The process of filing a Federal Disability Retirement application through OPM can be a stressful one, if only because it is based upon an obvious stressor to begin with:  a medical condition which impacts one’s ability to perform one’s Federal or Postal job.  But it is not the bureaucratic process itself which adds or detracts from the inherent complexities of the process, but the behavior — characteristic or not — of those who must help along the way or hinder the necessary transition of the Federal or Postal employee, from one of active Federal or Postal employee to that of disability annuitant.

Sincerely,

Robert R. McGill, Esquire

 

Medical Retirement for Federal Workers: The Chance of Winning

To characterize the filing of a Federal Disability Retirement application under FERS or CSRS, from the U.S. Office of Personnel Management, in terms of the percentage chances of “winning” is a natural occurrence.  While not strictly or metaphorically similar to a sports event, or a duel or challenge between two opponents, nevertheless, to obtain an approval is considered a “win” and to be denied throughout the entire administrative process is considered a “loss”.

Thus, attorneys also view their careers in such terms — of placing each case either in the “win” column, or its only polar opposite, the “loss” column.  This is a competitive society; one in which most things are characterized in such a way, and to bemoan the reality of viewing it that way would be a waste of energy, time and focus.

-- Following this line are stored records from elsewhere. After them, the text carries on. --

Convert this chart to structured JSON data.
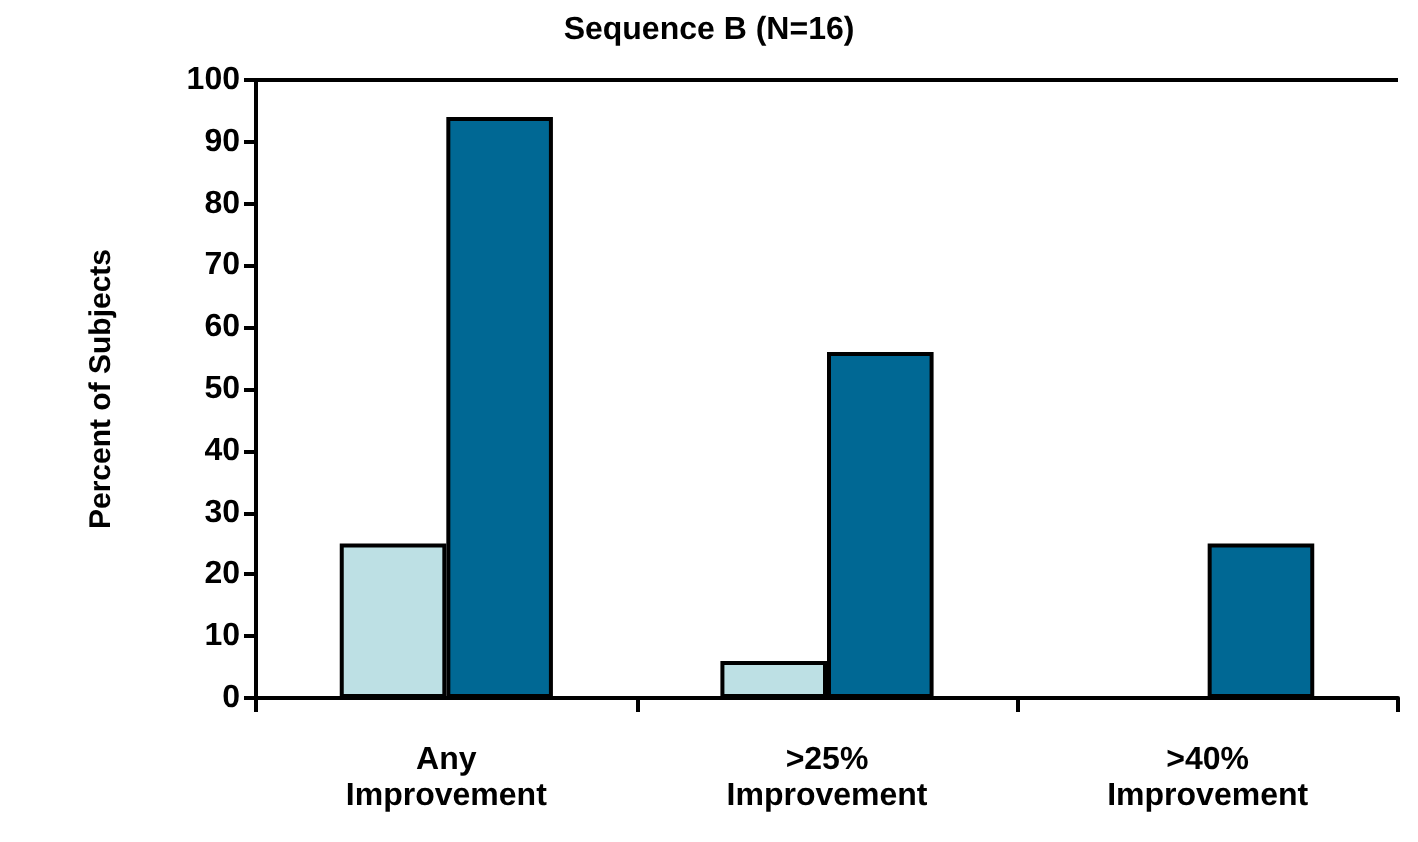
{
  "chart_data": {
    "type": "bar",
    "title": "Sequence B (N=16)",
    "ylabel": "Percent of Subjects",
    "categories": [
      "Any Improvement",
      ">25% Improvement",
      ">40% Improvement"
    ],
    "series": [
      {
        "color": "#bde0e4",
        "values": [
          25,
          6,
          0
        ]
      },
      {
        "color": "#006894",
        "values": [
          94,
          56,
          25
        ]
      }
    ],
    "ylim": [
      0,
      100
    ],
    "yticks": [
      0,
      10,
      20,
      30,
      40,
      50,
      60,
      70,
      80,
      90,
      100
    ],
    "grid": false
  }
}
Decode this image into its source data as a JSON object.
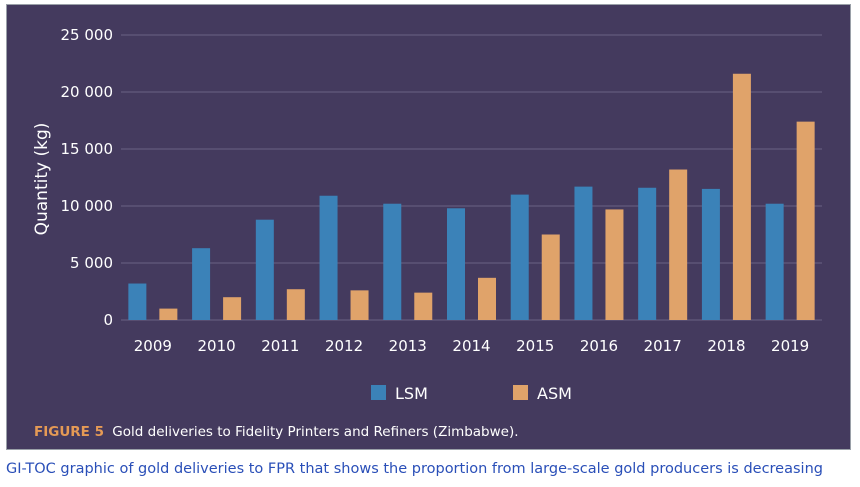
{
  "chart_data": {
    "type": "bar",
    "ylabel": "Quantity (kg)",
    "xlabel": "",
    "ylim": [
      0,
      25000
    ],
    "yticks": [
      0,
      5000,
      10000,
      15000,
      20000,
      25000
    ],
    "ytick_labels": [
      "0",
      "5 000",
      "10 000",
      "15 000",
      "20 000",
      "25 000"
    ],
    "categories": [
      "2009",
      "2010",
      "2011",
      "2012",
      "2013",
      "2014",
      "2015",
      "2016",
      "2017",
      "2018",
      "2019"
    ],
    "series": [
      {
        "name": "LSM",
        "color": "#3b82b8",
        "values": [
          3200,
          6300,
          8800,
          10900,
          10200,
          9800,
          11000,
          11700,
          11600,
          11500,
          10200
        ]
      },
      {
        "name": "ASM",
        "color": "#e0a36a",
        "values": [
          1000,
          2000,
          2700,
          2600,
          2400,
          3700,
          7500,
          9700,
          13200,
          21600,
          17400
        ]
      }
    ],
    "grid": true,
    "legend_position": "bottom-center"
  },
  "figure_caption": {
    "label": "FIGURE 5",
    "text": "Gold deliveries to Fidelity Printers and Refiners (Zimbabwe)."
  },
  "outer_caption": "GI-TOC graphic of gold deliveries to FPR that shows the proportion from large-scale gold producers is decreasing",
  "colors": {
    "background": "#443a5e",
    "grid": "#6a6284",
    "text": "#ffffff",
    "figure_label": "#e59a55",
    "outer_caption": "#2a4fb8"
  }
}
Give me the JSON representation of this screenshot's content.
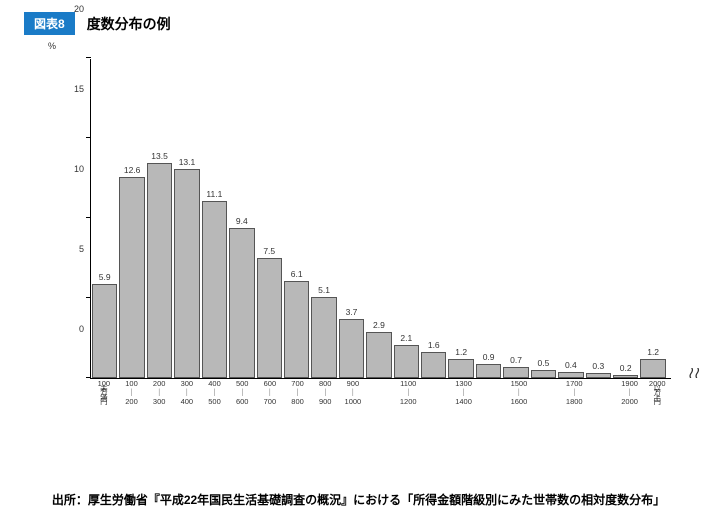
{
  "header": {
    "badge": "図表8",
    "title": "度数分布の例"
  },
  "chart": {
    "type": "bar",
    "y_unit": "%",
    "ylim": [
      0,
      20
    ],
    "y_ticks": [
      0,
      5,
      10,
      15,
      20
    ],
    "bar_color": "#b8b8b8",
    "bar_border_color": "#555555",
    "axis_color": "#000000",
    "label_fontsize": 8.5,
    "tick_fontsize": 9,
    "values": [
      5.9,
      12.6,
      13.5,
      13.1,
      11.1,
      9.4,
      7.5,
      6.1,
      5.1,
      3.7,
      2.9,
      2.1,
      1.6,
      1.2,
      0.9,
      0.7,
      0.5,
      0.4,
      0.3,
      0.2,
      1.2
    ],
    "x_labels_top": [
      "100",
      "100",
      "200",
      "300",
      "400",
      "500",
      "600",
      "700",
      "800",
      "900",
      "",
      "1100",
      "",
      "1300",
      "",
      "1500",
      "",
      "1700",
      "",
      "1900",
      "2000"
    ],
    "x_labels_mid": [
      "万",
      "｜",
      "｜",
      "｜",
      "｜",
      "｜",
      "｜",
      "｜",
      "｜",
      "｜",
      "",
      "｜",
      "",
      "｜",
      "",
      "｜",
      "",
      "｜",
      "",
      "｜",
      "万"
    ],
    "x_labels_bot": [
      "円",
      "200",
      "300",
      "400",
      "500",
      "600",
      "700",
      "800",
      "900",
      "1000",
      "",
      "1200",
      "",
      "1400",
      "",
      "1600",
      "",
      "1800",
      "",
      "2000",
      "円"
    ],
    "x_labels_extra1": [
      "未",
      "",
      "",
      "",
      "",
      "",
      "",
      "",
      "",
      "",
      "",
      "",
      "",
      "",
      "",
      "",
      "",
      "",
      "",
      "",
      "以"
    ],
    "x_labels_extra2": [
      "満",
      "",
      "",
      "",
      "",
      "",
      "",
      "",
      "",
      "",
      "",
      "",
      "",
      "",
      "",
      "",
      "",
      "",
      "",
      "",
      "上"
    ],
    "axis_break_glyph": "≀≀"
  },
  "source": "出所：厚生労働省『平成22年国民生活基礎調査の概況』における「所得金額階級別にみた世帯数の相対度数分布」"
}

To win, then, is the ultimate goal (obviously), and therefore one must attempt to quantitatively increase one’s chances that the Federal or Postal employee will “win” a Federal Disability Retirement application under FERS or CSRS.  Yet, the approach and methodology of too many Federal and Postal employees who prepare, formulate and compile his or her Federal Disability Retirement application, reflects the very opposite approach.  To “win”, as in every other competitive arena of life, requires preparation, planning and purposeful strategies.

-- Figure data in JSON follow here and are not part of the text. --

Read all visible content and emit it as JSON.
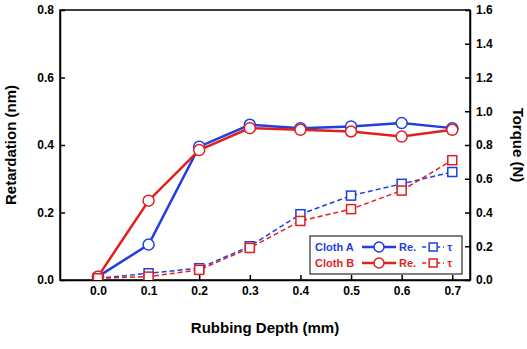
{
  "chart_data": {
    "type": "line",
    "x_label": "Rubbing Depth (mm)",
    "y_label": "Retardation (nm)",
    "y2_label": "Torque (N)",
    "x": [
      0.0,
      0.1,
      0.2,
      0.3,
      0.4,
      0.5,
      0.6,
      0.7
    ],
    "xlim": [
      -0.075,
      0.735
    ],
    "xticks": [
      {
        "value": 0,
        "label": "0.0"
      },
      0.1,
      0.2,
      0.3,
      0.4,
      0.5,
      0.6,
      0.7
    ],
    "ylim": [
      0,
      0.8
    ],
    "yticks": [
      {
        "value": 0,
        "label": "0.0"
      },
      0.2,
      0.4,
      0.6,
      0.8
    ],
    "y2lim": [
      0,
      1.6
    ],
    "y2ticks": [
      {
        "value": 0,
        "label": "0.0"
      },
      0.2,
      0.4,
      0.6,
      0.8,
      {
        "value": 1,
        "label": "1.0"
      },
      1.2,
      1.4,
      1.6
    ],
    "grid": false,
    "legend": "lower right",
    "series": [
      {
        "name": "Re.",
        "group": "Cloth A",
        "color": "#1f3fe0",
        "marker": "circle",
        "line_style": "solid",
        "values": [
          0.01,
          0.105,
          0.395,
          0.46,
          0.45,
          0.455,
          0.465,
          0.45
        ]
      },
      {
        "name": "τ",
        "group": "Cloth A",
        "color": "#1f3fe0",
        "marker": "square",
        "line_style": "dashed",
        "axis": "y2",
        "values": [
          0.01,
          0.04,
          0.07,
          0.2,
          0.39,
          0.5,
          0.57,
          0.64
        ]
      },
      {
        "name": "Re.",
        "group": "Cloth B",
        "color": "#e01f1f",
        "marker": "circle",
        "line_style": "solid",
        "values": [
          0.01,
          0.235,
          0.385,
          0.45,
          0.445,
          0.44,
          0.425,
          0.445
        ]
      },
      {
        "name": "τ",
        "group": "Cloth B",
        "color": "#e01f1f",
        "marker": "square",
        "line_style": "dashed",
        "axis": "y2",
        "values": [
          0.01,
          0.02,
          0.06,
          0.19,
          0.35,
          0.42,
          0.53,
          0.71
        ]
      }
    ]
  }
}
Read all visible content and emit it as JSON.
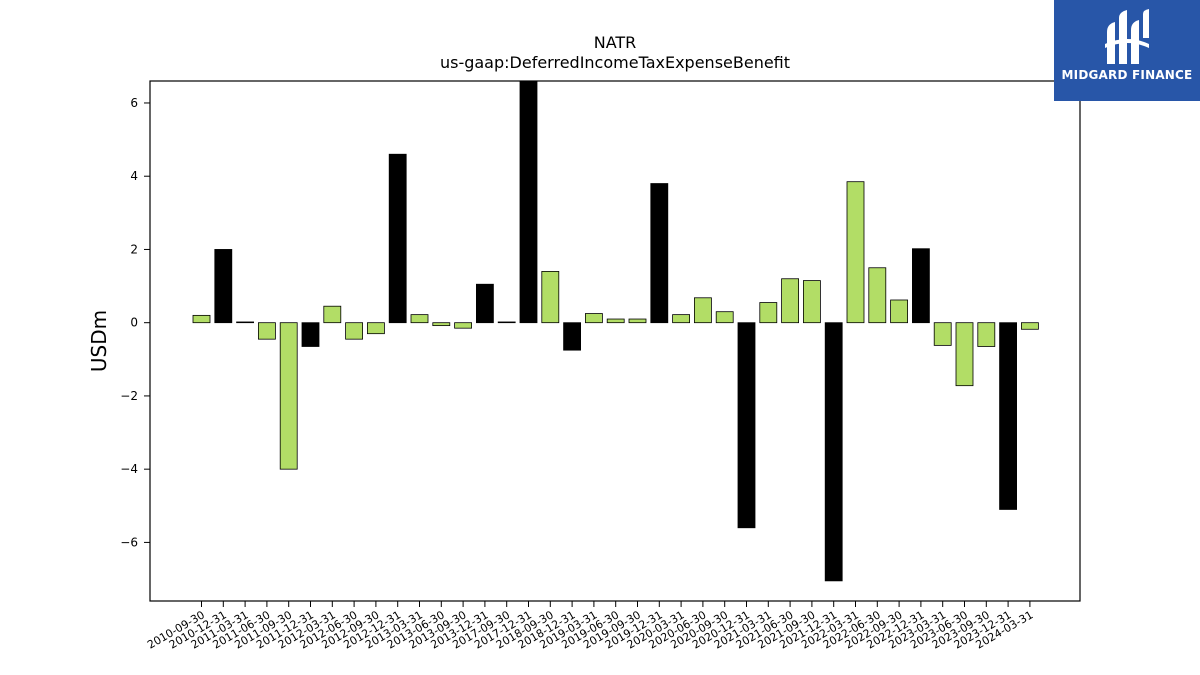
{
  "chart_data": {
    "type": "bar",
    "title": "NATR",
    "subtitle": "us-gaap:DeferredIncomeTaxExpenseBenefit",
    "xlabel": "",
    "ylabel": "USDm",
    "ylim": [
      -7.6,
      6.6
    ],
    "yticks": [
      -6,
      -4,
      -2,
      0,
      2,
      4,
      6
    ],
    "ytick_labels": [
      "−6",
      "−4",
      "−2",
      "0",
      "2",
      "4",
      "6"
    ],
    "grid": false,
    "categories": [
      "2010-09-30",
      "2010-12-31",
      "2011-03-31",
      "2011-06-30",
      "2011-09-30",
      "2011-12-31",
      "2012-03-31",
      "2012-06-30",
      "2012-09-30",
      "2012-12-31",
      "2013-03-31",
      "2013-06-30",
      "2013-09-30",
      "2013-12-31",
      "2017-09-30",
      "2017-12-31",
      "2018-09-30",
      "2018-12-31",
      "2019-03-31",
      "2019-06-30",
      "2019-09-30",
      "2019-12-31",
      "2020-03-31",
      "2020-06-30",
      "2020-09-30",
      "2020-12-31",
      "2021-03-31",
      "2021-06-30",
      "2021-09-30",
      "2021-12-31",
      "2022-03-31",
      "2022-06-30",
      "2022-09-30",
      "2022-12-31",
      "2023-03-31",
      "2023-06-30",
      "2023-09-30",
      "2023-12-31",
      "2024-03-31"
    ],
    "values": [
      0.2,
      2.0,
      0.02,
      -0.45,
      -4.0,
      -0.65,
      0.45,
      -0.45,
      -0.3,
      4.6,
      0.22,
      -0.08,
      -0.15,
      1.05,
      0.02,
      6.6,
      1.4,
      -0.75,
      0.25,
      0.1,
      0.1,
      3.8,
      0.22,
      0.68,
      0.3,
      -5.6,
      0.55,
      1.2,
      1.15,
      -7.05,
      3.85,
      1.5,
      0.62,
      2.02,
      -0.62,
      -1.72,
      -0.65,
      -5.1,
      -0.18
    ],
    "fourth_quarter": [
      false,
      true,
      true,
      false,
      false,
      true,
      false,
      false,
      false,
      true,
      false,
      false,
      false,
      true,
      false,
      true,
      false,
      true,
      false,
      false,
      false,
      true,
      false,
      false,
      false,
      true,
      false,
      false,
      false,
      true,
      false,
      false,
      false,
      true,
      false,
      false,
      false,
      true,
      false
    ],
    "colors": {
      "quarter": "#b2dd66",
      "fourth_quarter": "#000000",
      "edge": "#000000"
    }
  },
  "brand": {
    "name": "MIDGARD FINANCE",
    "bg_color": "#2856a8"
  }
}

For a Federal Disability Retirement application, it requires proper and effective medical documentation; a narrative stated in “connecting the dots“; and a readiness to reply to the legal challenges which are likely to be forthcoming.  If the Federal or Postal employee is going to characterize a Federal Disability Retirement application in terms of being a competitive activity, then it needs to be approached as such.